Python Forum

Full Version: Replace words in a file
You're currently viewing a stripped down version of our content. View the full version with proper formatting.
I have problems with words with backslash in a given text that have a meaning in python. And characters inside words are unwantedly replaced as well. I get the output:

reak
as aes
a aes uplet { c ( aes a )}
ar

"\break" gives "reak", \tuplet gives "uplet" with an unwanted TAB in front because of \t, "\bar" becomes "ar".
"des" should become "bes", but becomes "aes" because of the the code the ' d' : ' a' in th dictionary, that is only meant for replacing single characters standing isolated.

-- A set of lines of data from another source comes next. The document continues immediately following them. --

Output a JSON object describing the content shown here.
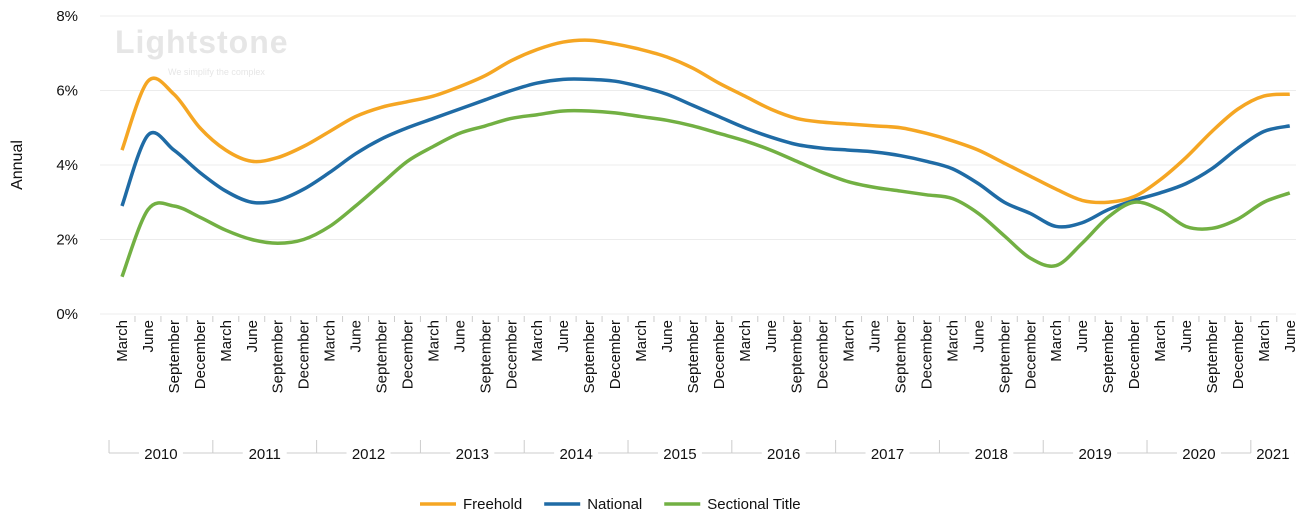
{
  "chart_data": {
    "type": "line",
    "y_label": "Annual",
    "watermark": {
      "brand": "Lightstone",
      "tagline": "We simplify the complex"
    },
    "categories": [
      "March",
      "June",
      "September",
      "December",
      "March",
      "June",
      "September",
      "December",
      "March",
      "June",
      "September",
      "December",
      "March",
      "June",
      "September",
      "December",
      "March",
      "June",
      "September",
      "December",
      "March",
      "June",
      "September",
      "December",
      "March",
      "June",
      "September",
      "December",
      "March",
      "June",
      "September",
      "December",
      "March",
      "June",
      "September",
      "December",
      "March",
      "June",
      "September",
      "December",
      "March",
      "June",
      "September",
      "December",
      "March",
      "June"
    ],
    "years": [
      "2010",
      "2011",
      "2012",
      "2013",
      "2014",
      "2015",
      "2016",
      "2017",
      "2018",
      "2019",
      "2020",
      "2021"
    ],
    "ylim": [
      0,
      8
    ],
    "yticks": [
      {
        "value": 0,
        "label": "0%"
      },
      {
        "value": 2,
        "label": "2%"
      },
      {
        "value": 4,
        "label": "4%"
      },
      {
        "value": 6,
        "label": "6%"
      },
      {
        "value": 8,
        "label": "8%"
      }
    ],
    "grid": true,
    "legend": "bottom",
    "series": [
      {
        "name": "Freehold",
        "color": "#f5a623",
        "values": [
          4.4,
          6.25,
          5.9,
          5.0,
          4.4,
          4.1,
          4.2,
          4.5,
          4.9,
          5.3,
          5.55,
          5.7,
          5.85,
          6.1,
          6.4,
          6.8,
          7.1,
          7.3,
          7.35,
          7.25,
          7.1,
          6.9,
          6.6,
          6.2,
          5.85,
          5.5,
          5.25,
          5.15,
          5.1,
          5.05,
          5.0,
          4.85,
          4.65,
          4.4,
          4.05,
          3.7,
          3.35,
          3.05,
          3.0,
          3.15,
          3.6,
          4.2,
          4.9,
          5.5,
          5.85,
          5.9
        ]
      },
      {
        "name": "National",
        "color": "#1f6ba5",
        "values": [
          2.9,
          4.8,
          4.4,
          3.8,
          3.3,
          3.0,
          3.05,
          3.35,
          3.8,
          4.3,
          4.7,
          5.0,
          5.25,
          5.5,
          5.75,
          6.0,
          6.2,
          6.3,
          6.3,
          6.25,
          6.1,
          5.9,
          5.6,
          5.3,
          5.0,
          4.75,
          4.55,
          4.45,
          4.4,
          4.35,
          4.25,
          4.1,
          3.9,
          3.5,
          3.0,
          2.7,
          2.35,
          2.45,
          2.8,
          3.05,
          3.25,
          3.5,
          3.9,
          4.45,
          4.9,
          5.05
        ]
      },
      {
        "name": "Sectional Title",
        "color": "#72b043",
        "values": [
          1.0,
          2.8,
          2.9,
          2.6,
          2.25,
          2.0,
          1.9,
          2.0,
          2.35,
          2.9,
          3.5,
          4.1,
          4.5,
          4.85,
          5.05,
          5.25,
          5.35,
          5.45,
          5.45,
          5.4,
          5.3,
          5.2,
          5.05,
          4.85,
          4.65,
          4.4,
          4.1,
          3.8,
          3.55,
          3.4,
          3.3,
          3.2,
          3.1,
          2.7,
          2.1,
          1.5,
          1.3,
          1.9,
          2.6,
          3.0,
          2.8,
          2.35,
          2.3,
          2.55,
          3.0,
          3.25
        ]
      }
    ]
  }
}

Is there a solution? Modification of the original given text is not a solution.

Thanks

#!/usr/bin/env python2
# -*- coding: utf-8 -*-
"""
Created on Tue Jan 21 14:01:45 2020
@author: bb
"""
import re
 
def replace_words(text, word_dic):
    """
    take a text and replace words that match a key in a dictionary with
    the associated value, return the changed text
    """
    rc = re.compile('|'.join(map(re.escape, word_dic)))
    def translate(match):
        return word_dic[match.group(0)]
    return rc.sub(translate, text)
 
 
str1 = \
""" 
 \break
 es des
  d des \tuplet { c ( des d )}
  \bar 
"""
    
word_dict = {
' \tuplet' : ' \tuplet' ,
'\return' : '\return' ,
'\break' : '\break' ,
'\bar' : '\bar ' ,
' es' : ' as' ,
' d' : ' a' ,
'des' : 'bes'
}

str2 = replace_words(str1, word_dict)
 
# test
print (str2)
How you escape backslash? With another backslash Smile

str1 = \ 
r"""                                         # r for raw string
 \break 
  es des 
   d des \tuplet { c ( des d )} 
   \bar  
"""                                                              
>>> str1                                                             
' \n \\break\n es des\n  d des \\tuplet { c ( des d )}\n  \\bar \n'
>>> str1.replace('\\break', '\\car')                                 
' \n \\car\n es des\n  d des \\tuplet { c ( des d )}\n  \\bar \n'
>>> print(str1.replace('\\break', '\\car'))                          

 \car
 es des
  d des \tuplet { c ( des d )}
  \bar 
not exactly answer to your question, but looking at the first 3 key:value pairs key and value are identical....
Also because \b, \t, \r are escape sequences, they are "translated" accordingly when print the respective string, e.g. \t becomes TAB
so you need to print(repr(str2)) to see what the actual result of your function is
Thanks. I know and have described the \-problem in my first mail. But an idea arose reading the responses. I might double the "\" to a "\\" by a simple document editor by replacing all "\" by "\\" and feed the resulting modified text into the program. I will report if it works soon. (I have some other problems to work with right now.)